È uno degli appuntamenti più attesi dai bambini, ma l’edizione 2026 della Befana Borgarese avrà un significato ancora più profondo.
L’evento, in programma martedì 6 gennaio alle 16, è infatti dedicato al compianto Raffaele Terlizzi, presidente dell’Associazione Lucani di Borgaro, scomparso prematuramente la scorsa estate.

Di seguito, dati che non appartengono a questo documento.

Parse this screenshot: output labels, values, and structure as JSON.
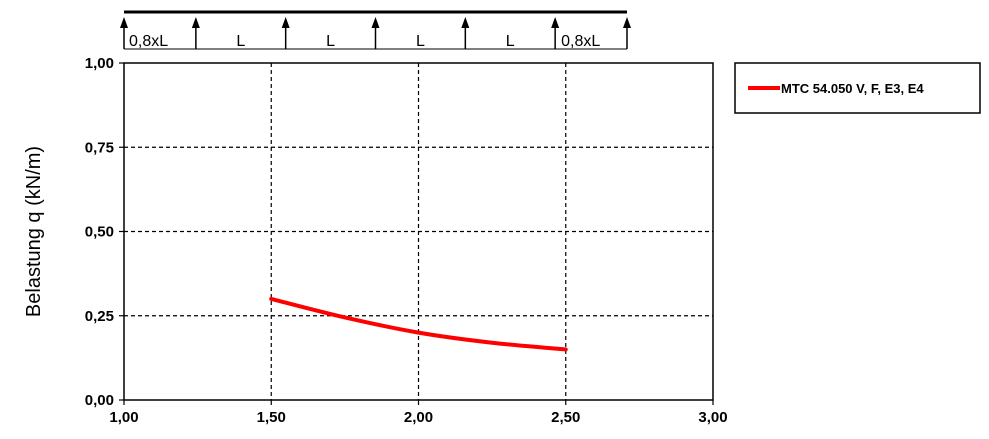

Un uomo, prima ancora che un presidente, che ha lasciato un segno indelebile nella vita culturale e sociale della città. Ideatore instancabile di questo e di molti altri appuntamenti culturali, Raffaele Terlizzi ha sempre creduto nel valore della condivisione, delle tradizioni popolari e degli eventi capaci di unire generazioni diverse. A testimonianza del suo impegno e dell’affetto della comunità, gli è stata dedicata nei mesi scorsi una targa commemorativa in un piccolo giardino cittadino, luogo simbolo di memoria e gratitudine.
Una festa per i bambini, un messaggio per tutti
L'evento, organizzata dalla Pro Loco di Borgaro con il patrocinio dell’Amministrazione, si svolgerà presso la Sala Conferenze di Cascina Nuova (via Italia 45). Come da tradizione, la simpatica “vecchietta” arriverà per distribuire doni e calze colme di dolci e prelibatezze a tutti i bambini presenti, regalando sorrisi, stupore e magia.
Un pomeriggio pensato per i più piccoli, ma capace di parlare anche agli adulti, perché dietro ogni gesto c’è il ricordo di chi ha saputo costruire occasioni di incontro autentico.
Calore, comunità e tradizione
Ad accompagnare la festa non mancherà la cioccolata calda per tutti i partecipanti, offerta fino ad esaurimento scorte: un momento conviviale che rispecchia perfettamente lo spirito con cui Raffaele Terlizzi ha sempre vissuto il suo impegno associativo.
Quella della Befana Borgarese 2026 non sarà solo una festa, ma un modo concreto per trasformare il ricordo in continuità, per far sì che le idee, l’energia e la passione di Raffaele continuino a vivere attraverso eventi che parlano di cultura, inclusione e comunità.
Perché le persone se ne vanno, ma i sogni condivisi restano.
E a Borgaro Torinese, ogni sorriso di un bambino il 6 gennaio sarà anche un modo per dire: "grazie, Raffaele".